Tune: ray logs for failed tune trial

While running ray[tune] for a custom optimization objective, I got this error for one of the trials:

Failure # 1 (occurred at 2023-03-22_22-00-06)
Traceback (most recent call last):
  File "/home/ec2-user/pyvenv/lib64/python3.8/site-packages/ray/tune/execution/ray_trial_executor.py", line 1276, in get_next_executor_event
    future_result = ray.get(ready_future)
  File "/home/ec2-user/pyvenv/lib64/python3.8/site-packages/ray/_private/client_mode_hook.py", line 105, in wrapper
    return func(*args, **kwargs)
  File "/home/ec2-user/pyvenv/lib64/python3.8/site-packages/ray/_private/worker.py", line 2382, in get
    raise value
ray.exceptions.RayActorError: The actor died unexpectedly before finishing this task.
	class_name: ImplicitFunc
	actor_id: 67f2dd457359b14fc06cdf9101000000
	pid: 31132
	namespace: 6c94a804-fe49-4945-a548-d00bf7d3dac5
	ip: 172.31.0.86
The actor is dead because its worker process has died. Worker exit type: SYSTEM_ERROR Worker exit detail: Worker unexpectedly exits with a connection error code 2. End of file. There are some potential root causes. (1) The process is killed by SIGKILL by OOM killer due to high memory usage. (2) ray stop --force is called. (3) The worker is crashed unexpectedly due to SIGSEGV or other unexpected errors.

By looking in the trial’s directory on the head node, I can see that in the files result.json and progress.csv I can find some identification data which is relevant for the tune optimization process, stuff like trial_id and experiment_id. However, there is little information about where and how the code was run. I can see there’s a hostname field and node_ip, and also, the filename for the tensorflow data also contains an IP address (which, btw, is not the same as node_ip) and what I expect to be some sort of other id.

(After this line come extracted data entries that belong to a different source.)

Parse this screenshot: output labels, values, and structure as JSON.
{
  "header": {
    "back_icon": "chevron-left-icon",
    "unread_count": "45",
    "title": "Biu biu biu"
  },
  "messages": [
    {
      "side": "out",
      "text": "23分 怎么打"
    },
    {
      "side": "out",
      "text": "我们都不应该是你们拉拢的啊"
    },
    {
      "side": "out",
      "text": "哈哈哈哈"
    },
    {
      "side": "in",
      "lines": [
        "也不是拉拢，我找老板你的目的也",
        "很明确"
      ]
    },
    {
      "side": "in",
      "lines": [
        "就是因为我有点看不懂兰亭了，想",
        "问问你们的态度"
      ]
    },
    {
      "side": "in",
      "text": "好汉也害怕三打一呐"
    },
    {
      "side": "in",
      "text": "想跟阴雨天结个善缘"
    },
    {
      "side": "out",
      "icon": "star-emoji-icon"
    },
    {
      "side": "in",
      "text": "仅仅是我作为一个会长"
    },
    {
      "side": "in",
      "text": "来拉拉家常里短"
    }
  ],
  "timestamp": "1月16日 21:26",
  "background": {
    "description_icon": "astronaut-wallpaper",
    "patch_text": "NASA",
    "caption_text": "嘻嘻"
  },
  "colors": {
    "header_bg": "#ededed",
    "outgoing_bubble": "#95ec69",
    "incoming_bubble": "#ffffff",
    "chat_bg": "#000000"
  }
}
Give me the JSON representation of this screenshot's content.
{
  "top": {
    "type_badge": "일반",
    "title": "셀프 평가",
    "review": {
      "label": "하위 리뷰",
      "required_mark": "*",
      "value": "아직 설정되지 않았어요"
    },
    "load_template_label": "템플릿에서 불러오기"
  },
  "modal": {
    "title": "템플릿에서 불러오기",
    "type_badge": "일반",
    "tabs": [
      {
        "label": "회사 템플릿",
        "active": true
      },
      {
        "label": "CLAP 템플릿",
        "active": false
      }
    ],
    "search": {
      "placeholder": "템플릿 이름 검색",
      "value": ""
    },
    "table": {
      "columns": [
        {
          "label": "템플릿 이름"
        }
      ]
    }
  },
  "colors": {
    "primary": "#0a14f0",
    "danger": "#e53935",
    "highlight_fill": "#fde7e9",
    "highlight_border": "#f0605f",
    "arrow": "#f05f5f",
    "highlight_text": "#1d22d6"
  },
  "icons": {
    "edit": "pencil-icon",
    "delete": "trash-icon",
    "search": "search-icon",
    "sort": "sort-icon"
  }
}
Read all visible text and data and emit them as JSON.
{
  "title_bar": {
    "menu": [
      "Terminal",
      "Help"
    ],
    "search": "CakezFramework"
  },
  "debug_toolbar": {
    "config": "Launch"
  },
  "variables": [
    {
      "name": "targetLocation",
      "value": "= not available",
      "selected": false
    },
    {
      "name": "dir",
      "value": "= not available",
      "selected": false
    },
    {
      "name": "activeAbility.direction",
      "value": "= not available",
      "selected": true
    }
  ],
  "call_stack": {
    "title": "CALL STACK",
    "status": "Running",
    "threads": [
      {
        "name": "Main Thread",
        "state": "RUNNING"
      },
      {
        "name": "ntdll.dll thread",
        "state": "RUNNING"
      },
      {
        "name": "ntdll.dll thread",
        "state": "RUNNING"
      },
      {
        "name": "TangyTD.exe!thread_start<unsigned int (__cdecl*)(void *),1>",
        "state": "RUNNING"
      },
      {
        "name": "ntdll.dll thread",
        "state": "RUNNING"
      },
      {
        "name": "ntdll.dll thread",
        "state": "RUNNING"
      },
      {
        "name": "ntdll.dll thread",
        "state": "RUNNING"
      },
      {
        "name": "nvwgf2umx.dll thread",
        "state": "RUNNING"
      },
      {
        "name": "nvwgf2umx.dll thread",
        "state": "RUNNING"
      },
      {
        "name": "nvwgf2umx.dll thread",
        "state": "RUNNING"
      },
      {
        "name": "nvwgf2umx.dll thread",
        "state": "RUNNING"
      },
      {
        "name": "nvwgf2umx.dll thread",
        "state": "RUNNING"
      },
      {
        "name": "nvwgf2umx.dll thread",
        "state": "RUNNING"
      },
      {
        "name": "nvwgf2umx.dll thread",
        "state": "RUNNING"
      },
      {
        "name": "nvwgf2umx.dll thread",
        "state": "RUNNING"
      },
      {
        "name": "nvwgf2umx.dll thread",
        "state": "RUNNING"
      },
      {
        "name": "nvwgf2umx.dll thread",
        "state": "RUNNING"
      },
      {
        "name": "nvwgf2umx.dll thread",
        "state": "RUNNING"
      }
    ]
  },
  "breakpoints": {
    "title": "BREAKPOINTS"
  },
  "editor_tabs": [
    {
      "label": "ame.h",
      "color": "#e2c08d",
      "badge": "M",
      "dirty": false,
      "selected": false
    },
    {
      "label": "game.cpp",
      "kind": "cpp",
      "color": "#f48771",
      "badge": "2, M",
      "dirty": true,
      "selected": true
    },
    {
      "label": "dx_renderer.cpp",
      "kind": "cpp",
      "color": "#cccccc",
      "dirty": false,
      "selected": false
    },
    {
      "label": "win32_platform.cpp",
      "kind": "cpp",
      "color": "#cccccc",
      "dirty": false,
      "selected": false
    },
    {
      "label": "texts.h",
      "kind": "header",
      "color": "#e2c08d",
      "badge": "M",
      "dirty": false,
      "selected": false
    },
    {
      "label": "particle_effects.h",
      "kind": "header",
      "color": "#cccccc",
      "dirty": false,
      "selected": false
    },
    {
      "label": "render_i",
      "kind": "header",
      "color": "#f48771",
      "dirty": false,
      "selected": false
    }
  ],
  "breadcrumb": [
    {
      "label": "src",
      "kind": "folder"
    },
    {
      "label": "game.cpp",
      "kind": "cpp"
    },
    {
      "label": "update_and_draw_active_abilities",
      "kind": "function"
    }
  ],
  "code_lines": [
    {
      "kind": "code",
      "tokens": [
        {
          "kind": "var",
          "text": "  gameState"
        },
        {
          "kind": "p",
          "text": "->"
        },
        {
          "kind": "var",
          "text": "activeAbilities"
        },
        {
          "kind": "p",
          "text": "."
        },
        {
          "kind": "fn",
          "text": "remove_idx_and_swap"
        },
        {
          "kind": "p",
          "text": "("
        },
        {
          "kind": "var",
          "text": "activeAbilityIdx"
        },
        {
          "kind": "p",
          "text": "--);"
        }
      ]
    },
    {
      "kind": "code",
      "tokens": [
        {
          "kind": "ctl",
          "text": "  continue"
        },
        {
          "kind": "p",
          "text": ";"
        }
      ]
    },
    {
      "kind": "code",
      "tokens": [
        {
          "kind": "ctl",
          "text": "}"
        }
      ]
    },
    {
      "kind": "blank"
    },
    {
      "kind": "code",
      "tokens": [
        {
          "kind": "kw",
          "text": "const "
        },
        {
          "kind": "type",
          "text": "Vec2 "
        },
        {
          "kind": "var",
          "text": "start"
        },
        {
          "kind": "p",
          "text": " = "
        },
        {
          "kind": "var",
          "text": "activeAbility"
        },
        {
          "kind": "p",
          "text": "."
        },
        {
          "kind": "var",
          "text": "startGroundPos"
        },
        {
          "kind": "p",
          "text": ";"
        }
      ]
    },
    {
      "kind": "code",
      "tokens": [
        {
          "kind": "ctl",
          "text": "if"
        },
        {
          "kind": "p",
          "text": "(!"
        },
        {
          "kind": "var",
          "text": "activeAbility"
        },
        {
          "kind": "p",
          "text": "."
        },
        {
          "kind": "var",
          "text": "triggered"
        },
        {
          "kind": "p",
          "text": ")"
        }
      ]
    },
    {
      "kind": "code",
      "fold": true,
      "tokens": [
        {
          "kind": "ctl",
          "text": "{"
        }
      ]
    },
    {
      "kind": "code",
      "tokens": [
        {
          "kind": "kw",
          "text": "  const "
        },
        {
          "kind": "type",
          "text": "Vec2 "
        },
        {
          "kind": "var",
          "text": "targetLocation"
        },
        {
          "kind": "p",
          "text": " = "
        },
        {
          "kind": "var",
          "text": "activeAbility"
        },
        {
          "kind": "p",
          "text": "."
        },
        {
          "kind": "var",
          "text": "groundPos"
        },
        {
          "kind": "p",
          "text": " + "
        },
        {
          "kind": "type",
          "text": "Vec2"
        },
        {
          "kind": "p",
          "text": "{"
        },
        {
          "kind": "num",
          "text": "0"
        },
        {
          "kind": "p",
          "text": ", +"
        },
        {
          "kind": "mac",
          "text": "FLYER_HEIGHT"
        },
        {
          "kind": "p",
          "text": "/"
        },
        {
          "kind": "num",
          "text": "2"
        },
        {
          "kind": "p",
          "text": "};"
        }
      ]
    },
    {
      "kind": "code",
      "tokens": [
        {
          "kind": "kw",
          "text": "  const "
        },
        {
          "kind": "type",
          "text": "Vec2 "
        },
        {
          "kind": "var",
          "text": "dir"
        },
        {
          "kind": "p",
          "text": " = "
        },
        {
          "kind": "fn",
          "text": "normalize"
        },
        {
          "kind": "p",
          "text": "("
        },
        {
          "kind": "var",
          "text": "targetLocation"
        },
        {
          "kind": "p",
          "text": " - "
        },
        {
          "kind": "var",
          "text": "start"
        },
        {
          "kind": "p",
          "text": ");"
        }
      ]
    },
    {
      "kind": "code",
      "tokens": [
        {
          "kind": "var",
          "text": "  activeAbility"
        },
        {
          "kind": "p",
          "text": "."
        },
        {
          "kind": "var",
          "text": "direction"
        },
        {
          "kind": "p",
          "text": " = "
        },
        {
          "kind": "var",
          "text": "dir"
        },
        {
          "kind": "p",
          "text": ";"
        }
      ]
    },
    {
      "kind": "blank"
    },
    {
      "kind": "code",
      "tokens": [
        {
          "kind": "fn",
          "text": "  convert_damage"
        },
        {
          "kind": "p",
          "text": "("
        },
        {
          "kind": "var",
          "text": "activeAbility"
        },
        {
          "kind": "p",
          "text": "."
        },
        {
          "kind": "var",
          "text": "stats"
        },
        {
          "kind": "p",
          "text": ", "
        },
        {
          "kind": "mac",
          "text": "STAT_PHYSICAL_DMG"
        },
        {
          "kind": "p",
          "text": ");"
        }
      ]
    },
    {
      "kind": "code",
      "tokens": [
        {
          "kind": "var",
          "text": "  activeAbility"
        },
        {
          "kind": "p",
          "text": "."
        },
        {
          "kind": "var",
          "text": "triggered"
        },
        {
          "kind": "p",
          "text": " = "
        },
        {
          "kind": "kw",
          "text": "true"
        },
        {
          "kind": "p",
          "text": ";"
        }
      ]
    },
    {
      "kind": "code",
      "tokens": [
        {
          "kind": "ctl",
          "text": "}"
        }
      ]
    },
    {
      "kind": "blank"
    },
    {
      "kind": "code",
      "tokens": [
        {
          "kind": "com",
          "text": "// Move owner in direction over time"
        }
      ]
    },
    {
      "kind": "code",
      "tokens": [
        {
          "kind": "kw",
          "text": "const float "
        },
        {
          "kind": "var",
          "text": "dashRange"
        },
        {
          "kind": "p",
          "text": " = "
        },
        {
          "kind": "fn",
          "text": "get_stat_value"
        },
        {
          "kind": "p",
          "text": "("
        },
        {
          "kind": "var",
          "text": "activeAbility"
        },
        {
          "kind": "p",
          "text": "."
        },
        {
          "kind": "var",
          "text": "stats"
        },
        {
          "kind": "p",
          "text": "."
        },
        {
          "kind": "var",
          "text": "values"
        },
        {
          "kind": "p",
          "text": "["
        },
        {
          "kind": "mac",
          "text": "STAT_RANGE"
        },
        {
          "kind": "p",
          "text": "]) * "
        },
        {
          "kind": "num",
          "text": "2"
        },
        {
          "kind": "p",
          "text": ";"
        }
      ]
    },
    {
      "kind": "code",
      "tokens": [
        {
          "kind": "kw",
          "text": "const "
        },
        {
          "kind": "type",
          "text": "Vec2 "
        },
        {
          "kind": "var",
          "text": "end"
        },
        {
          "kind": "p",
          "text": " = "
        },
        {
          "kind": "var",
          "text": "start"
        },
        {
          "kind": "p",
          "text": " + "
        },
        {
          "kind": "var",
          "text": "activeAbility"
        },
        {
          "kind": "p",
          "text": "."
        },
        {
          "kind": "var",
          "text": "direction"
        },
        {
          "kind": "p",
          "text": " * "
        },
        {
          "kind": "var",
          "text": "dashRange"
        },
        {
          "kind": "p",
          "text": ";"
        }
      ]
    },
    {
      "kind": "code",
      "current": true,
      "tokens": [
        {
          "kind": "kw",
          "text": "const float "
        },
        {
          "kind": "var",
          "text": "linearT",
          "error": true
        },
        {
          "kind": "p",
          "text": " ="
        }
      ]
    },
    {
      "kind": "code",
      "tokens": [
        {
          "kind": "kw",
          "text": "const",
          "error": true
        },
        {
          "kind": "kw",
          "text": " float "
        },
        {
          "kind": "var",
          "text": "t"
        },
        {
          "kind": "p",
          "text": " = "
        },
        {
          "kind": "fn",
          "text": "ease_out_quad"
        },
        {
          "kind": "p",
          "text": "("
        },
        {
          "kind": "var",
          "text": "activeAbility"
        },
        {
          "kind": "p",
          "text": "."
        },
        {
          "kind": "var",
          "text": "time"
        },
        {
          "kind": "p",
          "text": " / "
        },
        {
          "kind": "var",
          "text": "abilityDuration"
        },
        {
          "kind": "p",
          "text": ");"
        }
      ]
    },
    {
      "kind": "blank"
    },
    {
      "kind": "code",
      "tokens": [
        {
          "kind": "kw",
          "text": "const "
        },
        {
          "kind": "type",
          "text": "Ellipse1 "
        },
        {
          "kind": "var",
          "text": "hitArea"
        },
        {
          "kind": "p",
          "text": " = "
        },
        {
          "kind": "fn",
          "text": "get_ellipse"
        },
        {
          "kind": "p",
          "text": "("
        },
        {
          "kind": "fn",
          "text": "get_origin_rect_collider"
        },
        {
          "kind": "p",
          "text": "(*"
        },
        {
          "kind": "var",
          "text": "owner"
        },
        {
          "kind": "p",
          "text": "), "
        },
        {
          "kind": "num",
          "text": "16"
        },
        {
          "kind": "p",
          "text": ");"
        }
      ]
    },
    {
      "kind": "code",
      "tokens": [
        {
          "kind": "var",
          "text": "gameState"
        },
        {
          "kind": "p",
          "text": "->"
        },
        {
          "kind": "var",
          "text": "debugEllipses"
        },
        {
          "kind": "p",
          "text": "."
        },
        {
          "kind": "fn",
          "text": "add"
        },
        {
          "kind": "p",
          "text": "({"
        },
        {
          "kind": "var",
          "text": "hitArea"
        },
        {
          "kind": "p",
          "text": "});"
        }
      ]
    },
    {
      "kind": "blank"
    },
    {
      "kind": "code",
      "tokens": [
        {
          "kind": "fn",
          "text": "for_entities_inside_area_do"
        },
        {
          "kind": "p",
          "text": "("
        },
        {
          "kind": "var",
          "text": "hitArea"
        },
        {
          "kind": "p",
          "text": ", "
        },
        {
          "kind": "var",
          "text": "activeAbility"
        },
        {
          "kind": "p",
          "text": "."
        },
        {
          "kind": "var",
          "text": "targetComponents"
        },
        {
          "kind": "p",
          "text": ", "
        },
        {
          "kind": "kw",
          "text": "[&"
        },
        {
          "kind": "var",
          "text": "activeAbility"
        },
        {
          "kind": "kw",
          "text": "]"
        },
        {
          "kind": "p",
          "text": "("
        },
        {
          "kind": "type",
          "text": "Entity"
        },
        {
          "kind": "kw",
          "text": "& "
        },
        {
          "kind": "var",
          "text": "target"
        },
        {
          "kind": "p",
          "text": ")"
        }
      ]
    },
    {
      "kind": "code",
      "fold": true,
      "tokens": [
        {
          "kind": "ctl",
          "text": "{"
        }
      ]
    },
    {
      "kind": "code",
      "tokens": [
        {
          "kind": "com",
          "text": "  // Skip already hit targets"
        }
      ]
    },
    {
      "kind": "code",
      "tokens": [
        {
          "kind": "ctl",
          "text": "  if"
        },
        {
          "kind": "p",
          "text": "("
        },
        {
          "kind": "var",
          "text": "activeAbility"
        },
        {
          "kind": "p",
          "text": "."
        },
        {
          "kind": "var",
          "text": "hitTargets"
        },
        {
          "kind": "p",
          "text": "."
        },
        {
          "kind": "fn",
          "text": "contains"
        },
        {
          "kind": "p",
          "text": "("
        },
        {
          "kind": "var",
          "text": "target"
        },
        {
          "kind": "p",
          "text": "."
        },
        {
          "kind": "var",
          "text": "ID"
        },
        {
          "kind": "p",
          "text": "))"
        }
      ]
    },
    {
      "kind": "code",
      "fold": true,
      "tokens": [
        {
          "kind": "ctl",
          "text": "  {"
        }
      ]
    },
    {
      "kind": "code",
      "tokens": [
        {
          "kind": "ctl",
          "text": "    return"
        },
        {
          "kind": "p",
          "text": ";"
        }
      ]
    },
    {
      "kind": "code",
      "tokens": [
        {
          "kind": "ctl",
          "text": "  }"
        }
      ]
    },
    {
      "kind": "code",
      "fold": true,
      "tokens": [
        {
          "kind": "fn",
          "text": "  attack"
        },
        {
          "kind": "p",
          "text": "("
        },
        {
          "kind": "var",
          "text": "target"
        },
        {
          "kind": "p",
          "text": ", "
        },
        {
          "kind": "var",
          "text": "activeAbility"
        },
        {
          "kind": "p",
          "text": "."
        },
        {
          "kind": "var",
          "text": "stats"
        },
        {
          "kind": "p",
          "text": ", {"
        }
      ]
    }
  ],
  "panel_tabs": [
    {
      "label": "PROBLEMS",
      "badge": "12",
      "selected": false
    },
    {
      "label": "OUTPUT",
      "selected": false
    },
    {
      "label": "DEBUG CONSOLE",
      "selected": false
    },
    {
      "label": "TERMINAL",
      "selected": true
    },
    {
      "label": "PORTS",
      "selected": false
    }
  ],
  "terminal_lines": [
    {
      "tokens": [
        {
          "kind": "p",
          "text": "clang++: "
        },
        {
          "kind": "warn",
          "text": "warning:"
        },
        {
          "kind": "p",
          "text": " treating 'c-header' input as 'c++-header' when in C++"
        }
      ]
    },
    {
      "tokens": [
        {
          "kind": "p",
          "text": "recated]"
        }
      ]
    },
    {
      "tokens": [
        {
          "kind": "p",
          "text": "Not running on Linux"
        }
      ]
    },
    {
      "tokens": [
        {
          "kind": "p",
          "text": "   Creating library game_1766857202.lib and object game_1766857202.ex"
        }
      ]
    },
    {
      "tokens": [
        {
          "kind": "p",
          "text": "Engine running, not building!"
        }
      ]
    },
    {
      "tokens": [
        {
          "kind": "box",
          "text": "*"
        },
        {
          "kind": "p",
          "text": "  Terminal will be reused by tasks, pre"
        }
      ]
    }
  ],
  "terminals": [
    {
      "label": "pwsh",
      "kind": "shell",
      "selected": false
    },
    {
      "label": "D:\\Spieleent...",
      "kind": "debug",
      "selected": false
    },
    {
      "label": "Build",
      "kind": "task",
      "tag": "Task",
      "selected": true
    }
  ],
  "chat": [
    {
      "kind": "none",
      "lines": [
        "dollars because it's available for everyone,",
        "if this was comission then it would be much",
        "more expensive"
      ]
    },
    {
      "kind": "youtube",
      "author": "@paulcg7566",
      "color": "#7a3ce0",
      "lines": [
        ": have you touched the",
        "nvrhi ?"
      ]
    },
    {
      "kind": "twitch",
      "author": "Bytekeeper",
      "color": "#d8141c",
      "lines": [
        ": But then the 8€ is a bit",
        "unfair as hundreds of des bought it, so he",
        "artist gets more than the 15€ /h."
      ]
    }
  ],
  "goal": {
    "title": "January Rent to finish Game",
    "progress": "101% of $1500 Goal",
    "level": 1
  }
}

Anyway, the point was that I wanted to search in the Ray Dashboard for some logs that might explain why the worker crashed (e.g., OOM), but I can’t seem to make the connection between the trial and experiment id and the identification info required to get the logs in the dashboard, i.e., stuff like Job ID, Actor Id, Task Id, Worker Id, Raylet Id, Node Id, Pid etc.

So how does one find the ray logs for a given ray[tune] trial?

Is there anything else I can do to try getting some explanation for the crash above?

Also, maybe it’s relevant that I’m currently using ray[tune] via flaml, which is using an older, deprecated API, despite using version 2.3.0.

The Tune trial was running on the Ray Actor that threw the exceptions (actor ID 67f2dd457359b14fc06cdf9101000000). You should be able to find the logs associated with that on the node with IP 172.31.0.86.

Often, the actual exceptions that caused the Actor to die is higher up in the stack trace (scroll up).

The Tune trial metadata should contain the IP and PID.

Sorry I missed that. I can’t really understand how I managed to do that. It was right there in front of me.

Hmmm… actually, I couldn’t find the log by the actor id. Are log file names (in the Logs section) Actor IDs?

(I couldn’t find it in the “Actors” section of the Ray Dashboard either)

Are you looking on the node the actor was running on?

I thought I was, yes. Now I killed the dashboard. I tried to save the logs in /tmp/ray, though. Maybe the process was killed because of OOM before it got to write anything to logs?

In the mean time, I ran the optimization again, and now I get some clearer messages that the worker was killed because it used too much memory.